In order to be as good as my word, I bought it immediately. It’s the second book I bought and for this I decided to try out purchasing from the device itself. It was a very easy and satisfying process. It only took a few seconds to find it (the unique last name didn’t hurt), a few seconds to make the purchase and the book was already downloaded as soon as I went to look for it in my shelf. All good. Now I’m looking forward to reading the thing. Thanks, Scott Kirsner and thanks Dave Kellett for originally bringing this to my attention.

Medium, Meet Message; Message, Medium

Yesterday I saw Dave Kellett post about a brand new book he was interviewed for: Fans, Friends and Followers: Building an Audience and a Creative Career in the Digital Age by Scott Kirsner. “Interesting sounding”, I thought to myself. Bearing in mind the subject matter and given that I have a brand new Kindle burning a hole in my backpack, I figured this book would be my first electronic impulse buy for the reader. Guess what, no Kindle edition! I was set to drop $8-$15 on this book right then and there and see the first book magically appear on my device. No dice.

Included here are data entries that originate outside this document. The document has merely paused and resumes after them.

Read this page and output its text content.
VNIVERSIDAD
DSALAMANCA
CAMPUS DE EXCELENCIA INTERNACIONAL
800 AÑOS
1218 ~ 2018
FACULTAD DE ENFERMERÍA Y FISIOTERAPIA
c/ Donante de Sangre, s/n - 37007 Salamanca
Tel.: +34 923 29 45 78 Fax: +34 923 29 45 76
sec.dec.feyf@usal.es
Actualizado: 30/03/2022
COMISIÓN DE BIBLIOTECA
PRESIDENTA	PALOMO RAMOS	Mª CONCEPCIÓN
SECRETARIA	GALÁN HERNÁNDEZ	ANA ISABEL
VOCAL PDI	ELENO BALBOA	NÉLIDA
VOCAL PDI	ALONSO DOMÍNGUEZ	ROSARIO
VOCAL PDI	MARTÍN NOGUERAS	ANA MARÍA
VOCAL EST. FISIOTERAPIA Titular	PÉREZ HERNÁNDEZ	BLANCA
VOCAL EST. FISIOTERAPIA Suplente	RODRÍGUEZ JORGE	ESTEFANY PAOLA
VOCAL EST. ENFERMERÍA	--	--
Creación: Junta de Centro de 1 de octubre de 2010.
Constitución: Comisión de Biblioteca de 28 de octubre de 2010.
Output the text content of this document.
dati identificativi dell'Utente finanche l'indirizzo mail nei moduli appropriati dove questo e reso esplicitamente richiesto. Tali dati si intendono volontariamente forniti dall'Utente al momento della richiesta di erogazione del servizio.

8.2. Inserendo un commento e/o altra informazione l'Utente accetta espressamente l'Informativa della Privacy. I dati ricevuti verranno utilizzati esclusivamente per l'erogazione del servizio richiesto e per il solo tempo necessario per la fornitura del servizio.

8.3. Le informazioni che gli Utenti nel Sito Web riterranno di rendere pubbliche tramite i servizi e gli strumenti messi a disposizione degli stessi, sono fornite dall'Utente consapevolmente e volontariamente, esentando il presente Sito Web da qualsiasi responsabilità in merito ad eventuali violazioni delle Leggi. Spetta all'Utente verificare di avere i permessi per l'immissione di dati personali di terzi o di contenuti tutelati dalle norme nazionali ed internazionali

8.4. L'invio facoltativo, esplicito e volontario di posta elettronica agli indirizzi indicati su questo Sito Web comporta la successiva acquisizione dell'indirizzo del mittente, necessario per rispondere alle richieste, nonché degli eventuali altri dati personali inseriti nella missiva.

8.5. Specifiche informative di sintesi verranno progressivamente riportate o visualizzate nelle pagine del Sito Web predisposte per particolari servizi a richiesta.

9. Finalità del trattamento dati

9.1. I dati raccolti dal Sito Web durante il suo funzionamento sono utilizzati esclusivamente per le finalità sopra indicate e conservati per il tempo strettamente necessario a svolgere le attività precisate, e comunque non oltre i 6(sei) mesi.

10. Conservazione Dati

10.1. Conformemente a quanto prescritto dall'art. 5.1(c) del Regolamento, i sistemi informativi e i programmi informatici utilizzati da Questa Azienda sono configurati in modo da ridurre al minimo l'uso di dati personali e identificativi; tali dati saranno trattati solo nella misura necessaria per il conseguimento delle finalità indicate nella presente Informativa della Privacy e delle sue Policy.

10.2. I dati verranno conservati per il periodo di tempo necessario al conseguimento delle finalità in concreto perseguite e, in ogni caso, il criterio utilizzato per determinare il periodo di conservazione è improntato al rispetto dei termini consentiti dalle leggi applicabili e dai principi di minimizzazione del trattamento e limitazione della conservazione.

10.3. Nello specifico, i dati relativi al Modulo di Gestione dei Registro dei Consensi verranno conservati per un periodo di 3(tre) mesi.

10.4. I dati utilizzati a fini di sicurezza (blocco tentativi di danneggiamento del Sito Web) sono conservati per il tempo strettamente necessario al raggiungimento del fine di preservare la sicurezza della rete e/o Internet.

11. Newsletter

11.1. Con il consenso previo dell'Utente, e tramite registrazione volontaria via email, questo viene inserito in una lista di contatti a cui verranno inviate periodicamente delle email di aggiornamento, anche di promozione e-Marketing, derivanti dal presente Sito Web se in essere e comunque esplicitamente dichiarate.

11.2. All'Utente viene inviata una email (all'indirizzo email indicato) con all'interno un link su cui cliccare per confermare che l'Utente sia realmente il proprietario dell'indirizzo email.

Maybe I’m giving Scott Kirsner too hard of a time. This book seems to be self-published and maybe he didn’t have the resources for doing this. However, he does have a PDF version for sale from his site for $12. I ran his downloadable sample through the Kindle converter and it came out pretty bad. Lines were broken in funny ways that split up words. It was not totally unreadable but it was bad enough to make it tough sledding to read.

I emailed Kirsner about this, and I’ll see if and what he replies. But folks, the Mobipocket Creator program is a free download (if Windows only) and even if you are vending this yourself, you can take your own HTML source and run it through the program to create a .mobi file that is natively readable on the Kindle. If you are writing books about the online world and digital culture, failing to put the hour or two into this process throws your credibility into question on the topic.